Shopping. Ugh, that’s mom’s hobby, not mine. She preferred to walk a trail rather than stalking the shelves at the mall. Taking a chance of being eaten by a witch was more appealing that browsing bargain racks. “If we must,” she replied.

“Come now, have the right attitude – you want to fit in, right?”

“Well, yes.” Tim’s words rang in her mind. Maybe. It wasn’t fitting in that worried her; instead, she didn’t want to draw attention to herself.

Being both a tomboy and an adventure hound, she suspected she had many differences from other “conventional” princesses. Makeup and dresses were foreign to her, and jewelry looked nice. But there was no way she would let someone punch holes in her ear lobes. A shiver ran up her spine at the very thought.

No, she enjoyed the outdoors too much, seeing what she could find and what was around the next bend in the trail. That sometimes led to trouble, but she had always found a way out.

I guess summer camp is no different than that idea – an adventure in the making.

Would she enjoy it? Who knows?

Carlene left for her next appointment, and not surprisingly, Tim reappeared.

Rachel gave him a glare. “Ah, I see you resurfaced.”

“Just wanted to see the scene of the crime.”

“What crime is that?”

“Fashion murder.”

“I’m no slave to fashion. know that.”

“Indeed I do, but I’m always leery of other people telling me what to do, especially regarding clothes.”

Rachel considered Tim’s ratty robe. “It wouldn’t hurt for you to listen.”

“On the contrary, I suffer immeasurably when I have to listen to others’ opinions.”

“How so?”

“I had the misfortune to hear someone rave about a pair of underwear with velcro in them.”

Rachel pinched her eyes shut. “Too much information.”

He looked over her shoulder at the piles of clothing and barely filled clothing trunks. “So, what are you going to take? You’re not going naked, are you?”

She cocked her head to one side. “Gee, that won’t make me stand out now, will it?” Then she pointed at the trunks. “That’s all Carlene said is acceptable at Camp. Not even sure how much of this still fits.”

“Better try it on. There is no sense taking stuff that doesn’t fit.”

An hour later, Rachel slammed shut a single trunk and looked at Tim. “Okay, all done.”

“So, how much are you taking?”

“I’ve got enough to get me through a week. After that, I’m in trouble. Looks like I’m going to be hitting the mall on the way to summer camp.”

“You have my sympathy.”


He smirked. “No, not really.
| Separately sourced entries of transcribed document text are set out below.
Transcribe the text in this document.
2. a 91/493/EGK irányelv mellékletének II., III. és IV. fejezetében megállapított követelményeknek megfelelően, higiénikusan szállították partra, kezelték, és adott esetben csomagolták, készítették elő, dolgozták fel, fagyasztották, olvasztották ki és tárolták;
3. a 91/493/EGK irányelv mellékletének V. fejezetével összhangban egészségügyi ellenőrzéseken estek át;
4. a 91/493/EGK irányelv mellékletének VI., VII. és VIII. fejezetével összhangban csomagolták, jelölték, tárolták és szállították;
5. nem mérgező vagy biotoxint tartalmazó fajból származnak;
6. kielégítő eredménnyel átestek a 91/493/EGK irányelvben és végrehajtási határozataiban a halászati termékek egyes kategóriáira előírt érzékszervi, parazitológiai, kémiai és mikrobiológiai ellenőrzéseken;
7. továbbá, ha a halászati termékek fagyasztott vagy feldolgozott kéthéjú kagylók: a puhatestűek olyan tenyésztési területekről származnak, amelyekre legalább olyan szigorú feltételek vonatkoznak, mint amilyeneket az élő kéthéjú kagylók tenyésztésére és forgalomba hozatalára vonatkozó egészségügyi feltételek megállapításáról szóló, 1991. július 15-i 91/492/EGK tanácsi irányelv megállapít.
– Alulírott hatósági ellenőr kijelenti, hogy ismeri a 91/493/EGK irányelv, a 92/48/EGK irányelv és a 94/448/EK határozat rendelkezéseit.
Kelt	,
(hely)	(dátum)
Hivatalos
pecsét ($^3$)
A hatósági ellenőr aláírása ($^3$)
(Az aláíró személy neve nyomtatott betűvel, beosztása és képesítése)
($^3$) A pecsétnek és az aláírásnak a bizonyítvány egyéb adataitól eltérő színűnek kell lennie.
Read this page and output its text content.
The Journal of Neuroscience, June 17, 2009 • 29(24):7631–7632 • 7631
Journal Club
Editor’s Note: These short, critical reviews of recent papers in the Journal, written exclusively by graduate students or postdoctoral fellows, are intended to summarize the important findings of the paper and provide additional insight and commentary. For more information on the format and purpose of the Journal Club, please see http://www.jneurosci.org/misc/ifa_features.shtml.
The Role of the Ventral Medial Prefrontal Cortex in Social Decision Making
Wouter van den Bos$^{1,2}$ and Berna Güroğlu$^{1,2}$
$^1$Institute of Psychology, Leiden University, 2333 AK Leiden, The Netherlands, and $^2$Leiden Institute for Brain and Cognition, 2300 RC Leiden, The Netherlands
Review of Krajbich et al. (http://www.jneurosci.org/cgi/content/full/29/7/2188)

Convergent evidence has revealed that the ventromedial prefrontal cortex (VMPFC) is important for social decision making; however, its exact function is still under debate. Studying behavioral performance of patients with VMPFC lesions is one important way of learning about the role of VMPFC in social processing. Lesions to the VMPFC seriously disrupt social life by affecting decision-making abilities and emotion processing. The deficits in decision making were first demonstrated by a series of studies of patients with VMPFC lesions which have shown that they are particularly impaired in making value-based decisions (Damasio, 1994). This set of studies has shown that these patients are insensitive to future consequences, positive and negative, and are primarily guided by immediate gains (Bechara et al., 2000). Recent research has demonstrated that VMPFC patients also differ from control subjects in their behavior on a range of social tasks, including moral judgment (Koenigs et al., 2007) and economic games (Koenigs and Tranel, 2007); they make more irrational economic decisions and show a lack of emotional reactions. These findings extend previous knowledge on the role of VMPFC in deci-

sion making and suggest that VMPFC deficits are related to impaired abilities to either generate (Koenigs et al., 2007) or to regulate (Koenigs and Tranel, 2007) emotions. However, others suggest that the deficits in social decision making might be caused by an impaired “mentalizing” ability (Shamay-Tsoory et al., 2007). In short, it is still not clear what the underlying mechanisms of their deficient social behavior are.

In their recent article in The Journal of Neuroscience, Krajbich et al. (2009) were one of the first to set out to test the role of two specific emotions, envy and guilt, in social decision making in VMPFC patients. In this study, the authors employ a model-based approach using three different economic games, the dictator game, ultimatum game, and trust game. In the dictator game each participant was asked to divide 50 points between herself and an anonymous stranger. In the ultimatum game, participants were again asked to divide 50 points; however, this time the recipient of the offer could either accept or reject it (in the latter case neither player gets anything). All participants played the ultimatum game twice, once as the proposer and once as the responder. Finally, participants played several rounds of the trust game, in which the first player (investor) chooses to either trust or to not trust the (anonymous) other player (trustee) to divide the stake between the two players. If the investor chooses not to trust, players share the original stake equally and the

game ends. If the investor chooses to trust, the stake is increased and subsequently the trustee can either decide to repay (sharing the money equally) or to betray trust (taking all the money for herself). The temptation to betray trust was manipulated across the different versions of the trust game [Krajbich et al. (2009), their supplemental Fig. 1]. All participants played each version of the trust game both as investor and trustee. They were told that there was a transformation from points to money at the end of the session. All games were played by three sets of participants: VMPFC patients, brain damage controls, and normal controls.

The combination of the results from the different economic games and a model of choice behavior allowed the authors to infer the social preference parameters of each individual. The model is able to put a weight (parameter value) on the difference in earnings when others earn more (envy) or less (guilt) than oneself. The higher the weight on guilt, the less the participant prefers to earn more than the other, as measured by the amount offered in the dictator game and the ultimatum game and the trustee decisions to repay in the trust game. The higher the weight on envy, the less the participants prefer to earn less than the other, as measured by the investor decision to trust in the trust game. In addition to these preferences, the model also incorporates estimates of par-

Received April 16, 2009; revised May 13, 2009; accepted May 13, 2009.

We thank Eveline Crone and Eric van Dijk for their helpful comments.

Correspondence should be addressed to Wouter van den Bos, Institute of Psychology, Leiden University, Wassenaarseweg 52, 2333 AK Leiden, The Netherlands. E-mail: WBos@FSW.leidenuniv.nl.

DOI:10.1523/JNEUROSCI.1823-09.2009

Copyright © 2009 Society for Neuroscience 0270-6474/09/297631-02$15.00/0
Better you than me.”

“So, what will you do after I go off to camp?”

“I’m going to have to take care of Oscar.” A squeal erupted from the stairs, and they both turned. He sat there with a bowl in his mouth. “Good Lord, how often does he eat?”

“Seven times a day if he can get away with it.”

“What does he eat?”

“The better question is — What doesn’t he eat?”

Tim rubbed his beard. “Well, I don’t know. Is he willing to eat apples and cheese curls?”

“I don’t think that will be a problem.”

“Are you going to miss him?”

Rachel sighed. “Oh, of course, but I’m sure he won’t miss me.”

Oscar dropped the bowl and let out a high-pitched squeal.

“At least not as much as his next meal.”